Noch vor wenigen Wochen zog eine Gewinnwarnung des Konkurrenten HCA Healthcare die gesamte Klinikbranche nach unten – auch Tenet Healthcare geriet dabei unter Druck. Mit den Zahlen zum zweiten Quartal 2026 hat sich der Dallas-Konzern nun spürbar von dieser Sorge gelöst. Die Aktie schoss nachbörslich um 17,6 Prozent auf 234,03 US-Dollar nach oben und nähert sich damit dem 52-Wochen-Hoch von 247,21 US-Dollar.
Ergebnis übertrifft Erwartungen deutlich
Der bereinigte Gewinn je Aktie kletterte auf 6,12 US-Dollar – ein Plus von 52,2 Prozent gegenüber dem Vorjahresquartal und rund 44,7 Prozent über der Analystenschätzung von etwa 4,23 US-Dollar. Der Nettogewinn stieg von 288 Millionen auf 826 Millionen US-Dollar. Die Erträge legten um 6,8 Prozent auf 5,628 Milliarden US-Dollar zu und lagen damit über den Prognosen der Analysten.

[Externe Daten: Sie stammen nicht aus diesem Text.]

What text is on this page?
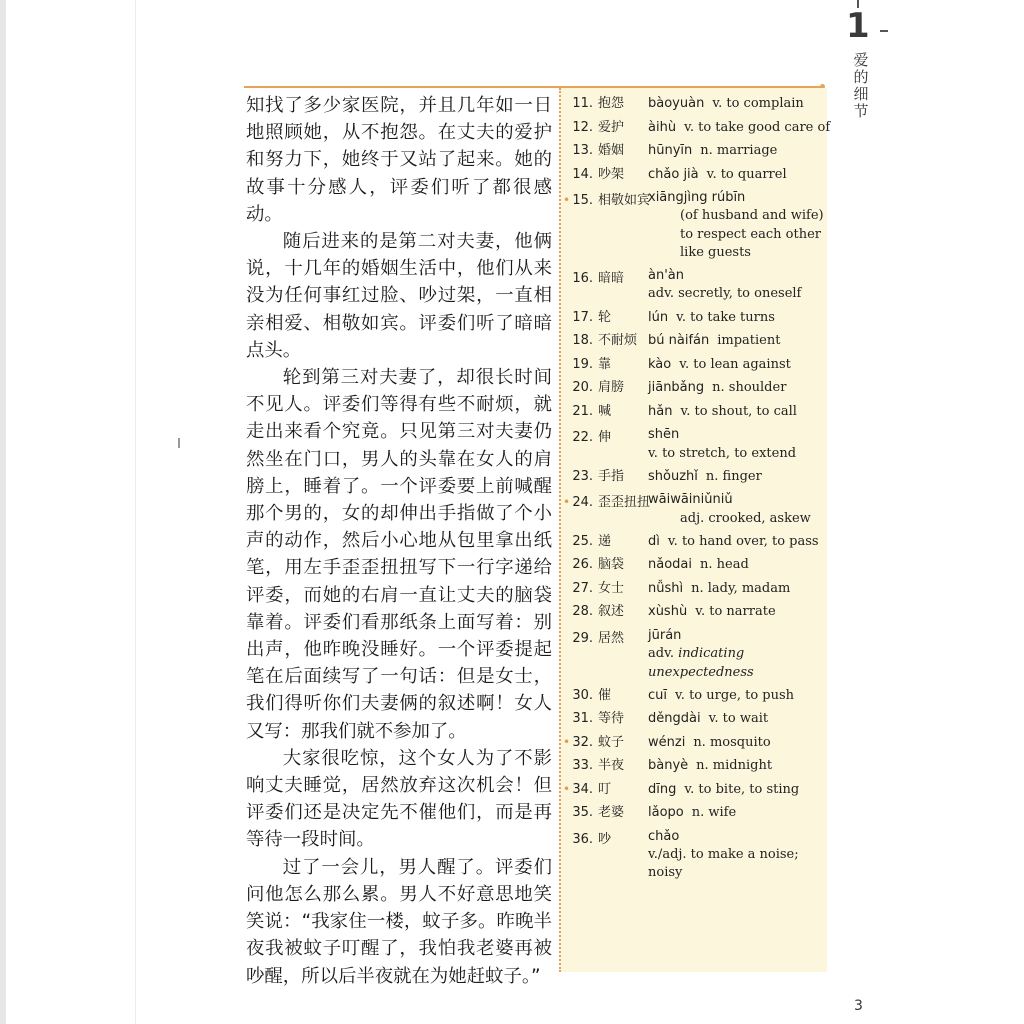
1
爱的细节

知找了多少家医院，并且几年如一日地照顾她，从不抱怨。在丈夫的爱护和努力下，她终于又站了起来。她的故事十分感人，评委们听了都很感动。

随后进来的是第二对夫妻，他俩说，十几年的婚姻生活中，他们从来没为任何事红过脸、吵过架，一直相亲相爱、相敬如宾。评委们听了暗暗点头。

轮到第三对夫妻了，却很长时间不见人。评委们等得有些不耐烦，就走出来看个究竟。只见第三对夫妻仍然坐在门口，男人的头靠在女人的肩膀上，睡着了。一个评委要上前喊醒那个男的，女的却伸出手指做了个小声的动作，然后小心地从包里拿出纸笔，用左手歪歪扭扭写下一行字递给评委，而她的右肩一直让丈夫的脑袋靠着。评委们看那纸条上面写着：别出声，他昨晚没睡好。一个评委提起笔在后面续写了一句话：但是女士，我们得听你们夫妻俩的叙述啊！女人又写：那我们就不参加了。

大家很吃惊，这个女人为了不影响丈夫睡觉，居然放弃这次机会！但评委们还是决定先不催他们，而是再等待一段时间。

过了一会儿，男人醒了。评委们问他怎么那么累。男人不好意思地笑笑说：“我家住一楼，蚊子多。昨晚半夜我被蚊子叮醒了，我怕我老婆再被吵醒，所以后半夜就在为她赶蚊子。”

11 . 抱怨 bàoyuàn v. to complain
12 . 爱护 àihù v. to take good care of
13 . 婚姻 hūnyīn n. marriage
14 . 吵架 chǎo jià v. to quarrel
• 15 . 相敬如宾
xiāngjìng rúbīn
(of husband and wife) to respect each other like guests
16 . 暗暗 àn'àn
adv. secretly, to oneself
17 . 轮	lún v. to take turns
18 . 不耐烦 bú nàifán impatient
19 . 靠	kào v. to lean against
20 . 肩膀 jiānbǎng n. shoulder
21 . 喊	hǎn v. to shout, to call
22 . 伸	shēn
v. to stretch, to extend
23 . 手指 shǒuzhǐ n. finger
• 24 . 歪歪扭扭
wāiwāiniǔniǔ
adj. crooked, askew
25 . 递	dì v. to hand over, to pass
26 . 脑袋 nǎodai n. head
27 . 女士 nǚshì n. lady, madam
28 . 叙述 xùshù v. to narrate
29 . 居然 jūrán
adv. indicating unexpectedness
30 . 催	cuī v. to urge, to push
31 . 等待 děngdài v. to wait
• 32 . 蚊子 wénzi n. mosquito
33 . 半夜 bànyè n. midnight
• 34 . 叮	dīng v. to bite, to sting
35 . 老婆 lǎopo n. wife
36 . 吵	chǎo
v./adj. to make a noise; noisy
3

Das bereinigte EBITDA wuchs um 16,3 Prozent auf 1,304 Milliarden US-Dollar, die Marge kletterte von 21,3 auf 23,2 Prozent. Beide Segmente trugen bei: Die Ambulanzsparte USPI steigerte ihr EBITDA um 8,8 Prozent bei einer Marge von 39,0 Prozent, während das Krankenhausgeschäft mit einem Plus von 22,3 Prozent beim EBITDA und einem Admissions-Wachstum von 2,6 Prozent noch kräftiger zulegte. Belastend wirkte lediglich der Wegfall erhöhter Steuergutschriften im Versicherungsmarkt, der die Erlöse aus Krankenversicherungs-Börsen um 17 Prozent drückte – laut Management aber im Rahmen der eigenen Erwartungen.
Prognose und Rückkaufprogramm wachsen kräftig
Tenet hob den Ausblick für das bereinigte EBITDA 2026 auf eine Spanne von 4,83 bis 5,03 Milliarden US-Dollar an, ein Plus von 295 Millionen US-Dollar zum Mittelwert der bisherigen Prognose. Der bereinigte freie Cashflow soll um 225 Millionen US-Dollar steigen, das Ergebnis je Aktie wird nun bei 20,30 bis 21,69 US-Dollar erwartet.
Parallel dazu stockte der Vorstand das Aktienrückkaufprogramm um 2,0 Milliarden US-Dollar auf. Allein im zweiten Quartal kaufte Tenet Aktien im Wert von 1,042 Milliarden US-Dollar zurück, seit Jahresbeginn summieren sich die Rückkäufe auf 1,36 Milliarden US-Dollar. Der Verschuldungsgrad sank auf das 2,33-Fache des EBITDA – 2017 lag dieser Wert noch beim 5,86-Fachen.
Vor der Vorlage hatte Bank of America ihr Kursziel im Juni von 230 auf 210 US-Dollar gesenkt und dies mit einer branchenweiten Bewertungsanpassung wegen schwacher Klinikauslastung begründet, die Kaufempfehlung aber beibehalten. Leerink Partners hob dagegen kurz vor den Zahlen die Gewinnschätzung für das dritte Quartal an. Eine vorangegangene Hochstufung des Kreditratings durch Moody’s, die auf den Schuldenabbau des Konzerns verwies, hatte bereits vor der Veröffentlichung auf die verbesserte finanzielle Verfassung hingedeutet.
Mit dem deutlichen Ausreißer nach oben stellt Tenet die eigene Wachstumsstory über die Sektor-Skepsis, die HCA Healthcare zuletzt ausgelöst hatte. Ob sich die Dynamik aus Ambulanzgeschäft und Krankenhaussparte im zweiten Halbjahr fortsetzt, dürfte sich an der Entwicklung der angekündigten Medicaid-Zusatzprogramme und der weiter erwarteten Belastung durch auslaufende Versicherungsgutschriften zeigen.